In 2005, the Congress recommended that the National Aeronautics and Space Administration (NASA) establish a program that would track near-Earth objects, or NEO, that are bigger than 460 feet in diameter as these objects could cause significant damage if they hit wrong places on Earth. The program was also tasked to assess these threats and catalogue 90 percent of NEOs by 2020.

Although the budget for the program has increased by 10-fold in a matter of five years from 4 million per year in 2009 to $40 million this year, NASA's Inspector General said that the agency will not be able to meet its goal of identifying 90 percent of the asteroids and comets that are crossing the Earth's orbit.

In the report "NASA's Efforts to Identify Near-Earth Objects and Mitigate Hazards" released on Monday, Sept. 15, NASA Inspector General Paul Martin said that the efforts of the U.S. agency are not well-coordinated, under-staffed and ill managed and that given its resources and current pace, NASA will not be able to meet the congress-ordered goal of cataloguing 90 percent of NEOs 6 years from now.

"Even though the Program has discovered, categorized, and plotted the orbits of more than 11,000 NEOs since 1998, NASA will fall short of meeting the 2005 Authorization Act goal of finding 90 percent of NEOs larger than 140 meters in diameter by 2020," the audit reads [pdf].

The report also added that the program would become more effective, efficient and transparent if it were organized and managed according to standard NASA research program requirements. It also urged NASA to formalize the program with a strategic plan.

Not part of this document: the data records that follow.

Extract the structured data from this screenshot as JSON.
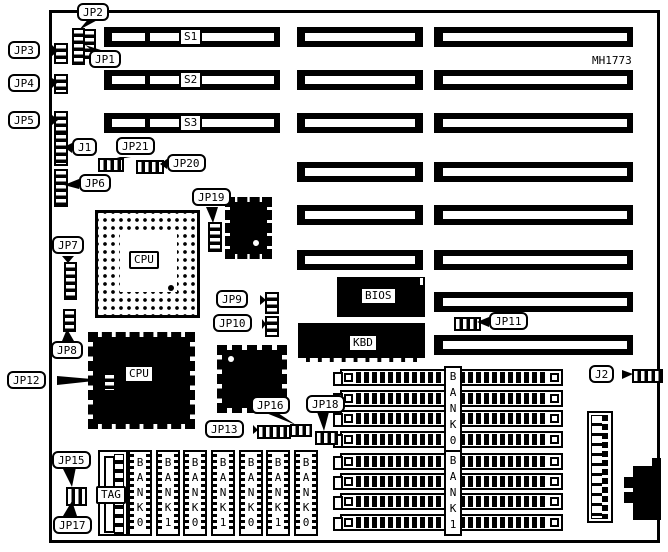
{
  "board": {
    "part_number": "MH1773"
  },
  "slots": {
    "s1": "S1",
    "s2": "S2",
    "s3": "S3"
  },
  "chips": {
    "cpu1": "CPU",
    "cpu2": "CPU",
    "bios": "BIOS",
    "kbd": "KBD"
  },
  "jumpers": {
    "jp1": "JP1",
    "jp2": "JP2",
    "jp3": "JP3",
    "jp4": "JP4",
    "jp5": "JP5",
    "jp6": "JP6",
    "jp7": "JP7",
    "jp8": "JP8",
    "jp9": "JP9",
    "jp10": "JP10",
    "jp11": "JP11",
    "jp12": "JP12",
    "jp13": "JP13",
    "jp15": "JP15",
    "jp16": "JP16",
    "jp17": "JP17",
    "jp18": "JP18",
    "jp19": "JP19",
    "jp20": "JP20",
    "jp21": "JP21",
    "j1": "J1",
    "j2": "J2"
  },
  "memory": {
    "tag_label": "TAG",
    "simm_groups": [
      {
        "label": "BANK0"
      },
      {
        "label": "BANK1"
      }
    ],
    "sram_banks": [
      "BANK0",
      "BANK1",
      "BANK0",
      "BANK1",
      "BANK0",
      "BANK1",
      "BANK0"
    ]
  }
}
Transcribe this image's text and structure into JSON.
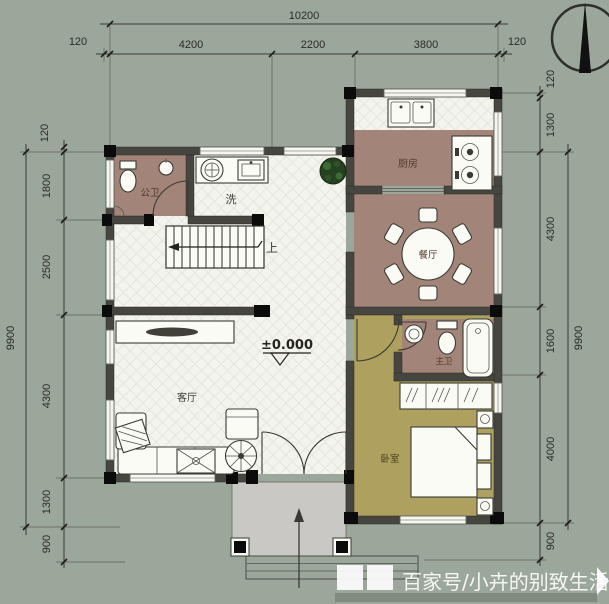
{
  "colors": {
    "background": "#9ba79b",
    "floor_light": "#f4f4ee",
    "floor_brown": "#a28578",
    "floor_olive": "#aea05e",
    "porch_gray": "#c9c8c4",
    "wall": "#46453f"
  },
  "dimensions": {
    "top": {
      "total": "10200",
      "segments": [
        "120",
        "4200",
        "2200",
        "3800",
        "120"
      ]
    },
    "left": {
      "total": "9900",
      "segments": [
        "120",
        "1800",
        "2500",
        "4300",
        "1300",
        "900"
      ]
    },
    "right": {
      "total": "9900",
      "segments": [
        "120",
        "1300",
        "4300",
        "1600",
        "4000",
        "900"
      ]
    }
  },
  "labels": {
    "public_bathroom": "公卫",
    "laundry": "洗",
    "stairs_up": "上",
    "kitchen": "厨房",
    "dining_room": "餐厅",
    "living_room": "客厅",
    "master_bathroom": "主卫",
    "bedroom": "卧室",
    "elevation": "±0.000"
  },
  "icons": {
    "compass": "north-compass"
  },
  "watermark": {
    "text": "百家号/小卉的别致生活"
  }
}
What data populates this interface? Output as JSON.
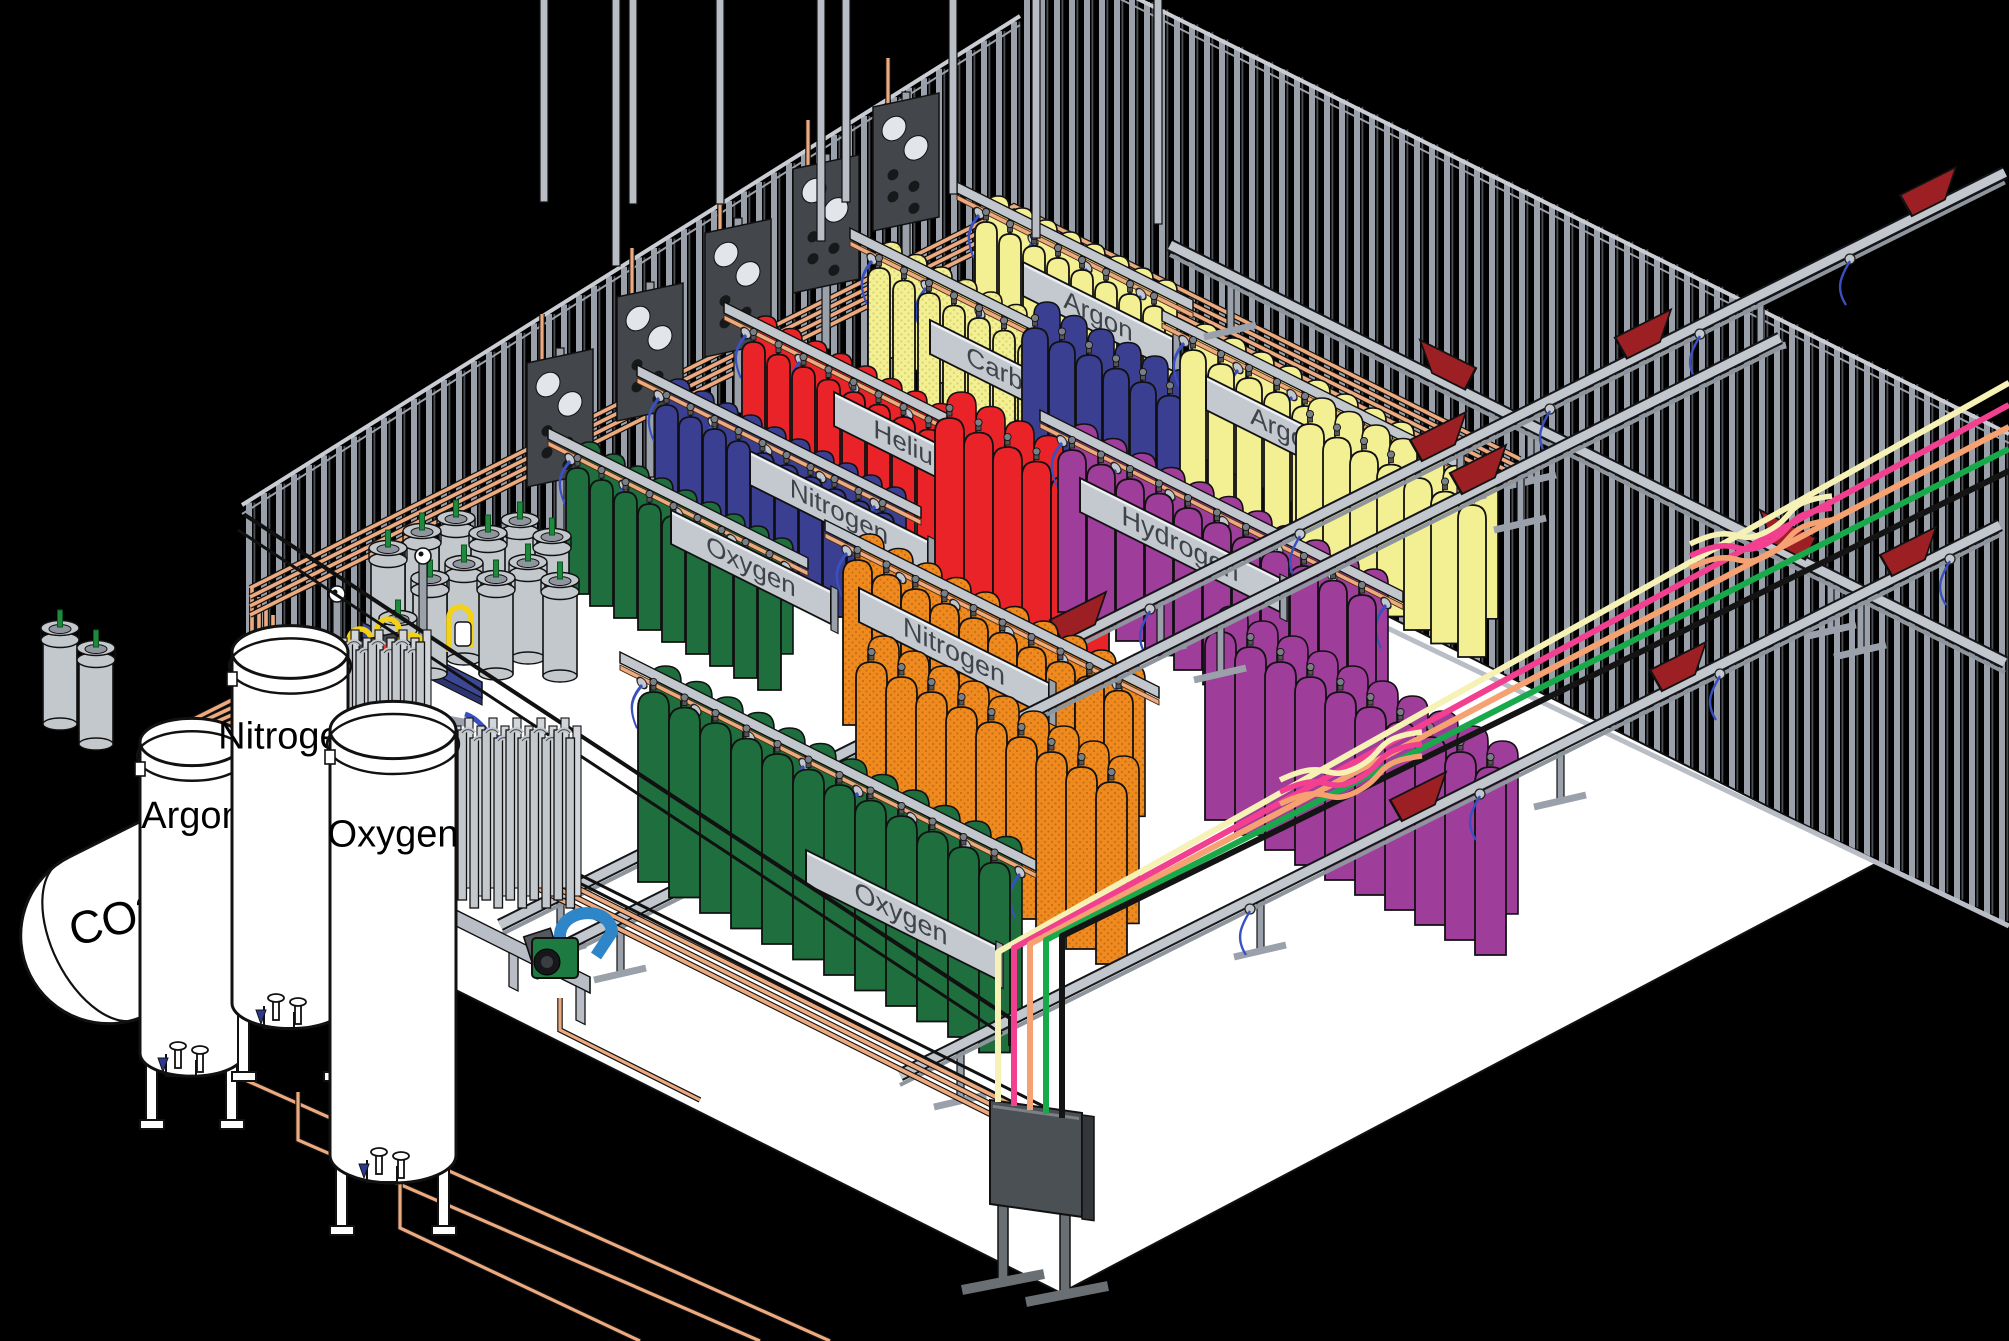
{
  "scene": {
    "width": 2009,
    "height": 1341,
    "bg": "#000000",
    "floor_color": "#ffffff",
    "stud_color": "#9aa1ab",
    "stud_dark": "#4b4f55",
    "plate_color": "#c9cdd3",
    "copper": "#edaa7e",
    "copper_dark": "#3a2414",
    "rail_gray": "#c2c7cd",
    "rail_edge": "#14161a",
    "carrier_red": "#9c2023",
    "sign_gray": "#c4c9d0",
    "sign_text": "#3f434a",
    "hose_blue": "#3a50c0",
    "panel_gray": "#4b5054",
    "metal_gray": "#c3c8cd",
    "pallet_blue": "#3c4896",
    "pump_green": "#1d7a40",
    "pump_blue": "#2e86c8"
  },
  "walls": {
    "left": {
      "poly": [
        [
          242,
          505
        ],
        [
          1020,
          16
        ],
        [
          1020,
          452
        ],
        [
          242,
          705
        ]
      ],
      "spacing": 15
    },
    "right": {
      "poly": [
        [
          1020,
          -60
        ],
        [
          2009,
          434
        ],
        [
          2009,
          926
        ],
        [
          1020,
          452
        ]
      ],
      "spacing": 15
    }
  },
  "floor": {
    "poly": [
      [
        242,
        705
      ],
      [
        1040,
        442
      ],
      [
        1879,
        862
      ],
      [
        1061,
        1293
      ],
      [
        242,
        883
      ]
    ]
  },
  "cylinder_colors": {
    "green": "#1e6e3e",
    "blue": "#3b3f91",
    "red": "#ea2328",
    "yellow": "#f3ef93",
    "purple": "#9f3d9b",
    "orange": "#ef8a1f"
  },
  "racks": [
    {
      "id": "rack-argon-back",
      "label": "Argon",
      "color": "yellow",
      "origin": [
        975,
        222
      ],
      "n": 8,
      "w": 22,
      "step": 24,
      "h": 118,
      "sign": {
        "dx": 48,
        "dy": 40,
        "w": 150,
        "fs": 26
      },
      "rail": true,
      "z": 210
    },
    {
      "id": "rack-co2-back",
      "label": "Carbon Dioxide",
      "color": "yellow",
      "dotted": true,
      "origin": [
        868,
        268
      ],
      "n": 13,
      "w": 22,
      "step": 25,
      "h": 126,
      "sign": {
        "dx": 62,
        "dy": 52,
        "w": 252,
        "fs": 26
      },
      "rail": true,
      "z": 260
    },
    {
      "id": "cluster-blue",
      "label": "",
      "color": "blue",
      "origin": [
        1022,
        328
      ],
      "n": 7,
      "w": 26,
      "step": 27,
      "h": 140,
      "z": 320
    },
    {
      "id": "rack-helium-back",
      "label": "Helium",
      "color": "red",
      "origin": [
        742,
        342
      ],
      "n": 10,
      "w": 23,
      "step": 25,
      "h": 128,
      "sign": {
        "dx": 92,
        "dy": 50,
        "w": 160,
        "fs": 26
      },
      "rail": true,
      "z": 335
    },
    {
      "id": "rack-argon-front",
      "label": "Argon",
      "color": "yellow",
      "origin": [
        1180,
        350
      ],
      "n": 9,
      "w": 26,
      "step": 28,
      "h": 148,
      "sign": {
        "dx": 26,
        "dy": 26,
        "w": 158,
        "fs": 26
      },
      "rail": true,
      "z": 345
    },
    {
      "id": "rack-nitrogen-back",
      "label": "Nitrogen",
      "color": "blue",
      "origin": [
        655,
        405
      ],
      "n": 10,
      "w": 23,
      "step": 24,
      "h": 128,
      "sign": {
        "dx": 95,
        "dy": 46,
        "w": 178,
        "fs": 26
      },
      "rail": true,
      "z": 400
    },
    {
      "id": "cluster-red",
      "label": "",
      "color": "red",
      "origin": [
        935,
        418
      ],
      "n": 6,
      "w": 29,
      "step": 29,
      "h": 165,
      "z": 415
    },
    {
      "id": "cluster-yellow",
      "label": "",
      "color": "yellow",
      "origin": [
        1296,
        424
      ],
      "n": 7,
      "w": 28,
      "step": 27,
      "h": 152,
      "z": 420
    },
    {
      "id": "rack-hydrogen-front",
      "label": "Hydrogen",
      "color": "purple",
      "origin": [
        1058,
        450
      ],
      "n": 11,
      "w": 28,
      "step": 29,
      "h": 162,
      "sign": {
        "dx": 22,
        "dy": 28,
        "w": 200,
        "fs": 27
      },
      "rail": true,
      "z": 450
    },
    {
      "id": "rack-oxygen-back",
      "label": "Oxygen",
      "color": "green",
      "origin": [
        566,
        468
      ],
      "n": 9,
      "w": 23,
      "step": 24,
      "h": 126,
      "sign": {
        "dx": 105,
        "dy": 42,
        "w": 160,
        "fs": 26
      },
      "rail": true,
      "z": 465
    },
    {
      "id": "rack-nitrogen-front",
      "label": "Nitrogen",
      "color": "orange",
      "dotted": true,
      "origin": [
        843,
        560
      ],
      "n": 10,
      "w": 29,
      "step": 29,
      "h": 165,
      "sign": {
        "dx": 16,
        "dy": 28,
        "w": 190,
        "fs": 27
      },
      "rail": true,
      "z": 560
    },
    {
      "id": "cluster-purple",
      "label": "",
      "color": "purple",
      "origin": [
        1205,
        632
      ],
      "n": 10,
      "w": 31,
      "step": 30,
      "h": 188,
      "z": 630
    },
    {
      "id": "cluster-orange",
      "label": "",
      "color": "orange",
      "dotted": true,
      "origin": [
        856,
        662
      ],
      "n": 9,
      "w": 31,
      "step": 30,
      "h": 182,
      "z": 660
    },
    {
      "id": "rack-oxygen-front",
      "label": "Oxygen",
      "color": "green",
      "origin": [
        638,
        692
      ],
      "n": 12,
      "w": 31,
      "step": 31,
      "h": 190,
      "sign": {
        "dx": 168,
        "dy": 158,
        "w": 190,
        "fs": 27
      },
      "rail": true,
      "z": 690
    }
  ],
  "conveyors": [
    {
      "slope": 0.5,
      "c": -340,
      "x1": 1170,
      "x2": 2005,
      "carriers": [
        1420,
        1760
      ],
      "z": 500
    },
    {
      "slope": -0.5,
      "c": 1175,
      "x1": 500,
      "x2": 2005,
      "carriers": [
        1050,
        1410,
        1615,
        1900
      ],
      "hangers": [
        1000,
        1150,
        1300,
        1550,
        1700,
        1850
      ],
      "z": 505
    },
    {
      "slope": -0.5,
      "c": 1228,
      "x1": 560,
      "x2": 1780,
      "carriers": [
        795,
        885,
        1450
      ],
      "z": 640
    },
    {
      "slope": -0.5,
      "c": 1525,
      "x1": 900,
      "x2": 2000,
      "carriers": [
        1390,
        1650,
        1880
      ],
      "hangers": [
        1250,
        1480,
        1720,
        1950
      ],
      "z": 1000
    }
  ],
  "manifold_panels": [
    [
      560,
      418
    ],
    [
      650,
      352
    ],
    [
      738,
      288
    ],
    [
      826,
      224
    ],
    [
      906,
      162
    ]
  ],
  "storage_tanks": [
    {
      "label": "Argon",
      "x": 140,
      "y": 742,
      "w": 104,
      "h": 330
    },
    {
      "label": "Nitrogen",
      "x": 232,
      "y": 652,
      "w": 116,
      "h": 372
    },
    {
      "label": "Oxygen",
      "x": 330,
      "y": 730,
      "w": 126,
      "h": 448
    }
  ],
  "co2_tank": {
    "label": "CO2",
    "tx": 30,
    "ty": 975,
    "len": 300,
    "r": 88
  },
  "vaporizers": [
    {
      "x": 332,
      "y": 650,
      "n": 8,
      "h": 116
    },
    {
      "x": 446,
      "y": 738,
      "n": 11,
      "h": 170
    }
  ],
  "dewars": [
    [
      60,
      640
    ],
    [
      96,
      660
    ],
    [
      388,
      560
    ],
    [
      422,
      543
    ],
    [
      456,
      530
    ],
    [
      488,
      545
    ],
    [
      520,
      532
    ],
    [
      552,
      548
    ],
    [
      430,
      590
    ],
    [
      464,
      575
    ],
    [
      496,
      590
    ],
    [
      528,
      574
    ],
    [
      560,
      592
    ],
    [
      398,
      630
    ]
  ],
  "pallet": [
    362,
    622
  ],
  "station": {
    "x": 337,
    "y": 648
  },
  "pump": {
    "x": 532,
    "y": 930
  },
  "panel": {
    "x": 990,
    "y": 1100,
    "w": 92,
    "h": 104
  },
  "hoses": {
    "colors": [
      "#f6f1b4",
      "#f23f90",
      "#f5a171",
      "#18a94b",
      "#141414"
    ],
    "x0": 998,
    "dx": 16,
    "top_y": 952,
    "end_x": 2009,
    "knots": [
      [
        1350,
        758
      ],
      [
        1760,
        522
      ]
    ]
  },
  "wall_pipes": {
    "n": 4,
    "gap": 9,
    "left_start": [
      250,
      588
    ],
    "corner": [
      1014,
      206
    ],
    "bridge_end": [
      1520,
      459
    ]
  }
}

So far, NASA has only catalogued about 10 percent of all asteroids that are at least 460 feet in diameter albeit it appears to be more adept with the largest of the asteroids as the agency has found about 95 percent of asteroids that measure about 1 km or larger in diameter, the ones considered to be the most destructive.

Although most NEO's do not cause harm because they disintegrate before they reach the Earth's surface, some manage to survive and cause significant damage. The 57-foot meteor that exploded in Russia last year, for instance, destroyed buildings and injured over 1,000 people.

In response to the audit, NASA said that it will act on the recommendations of the Inspector General as part of its commitment to the asteroid initiative.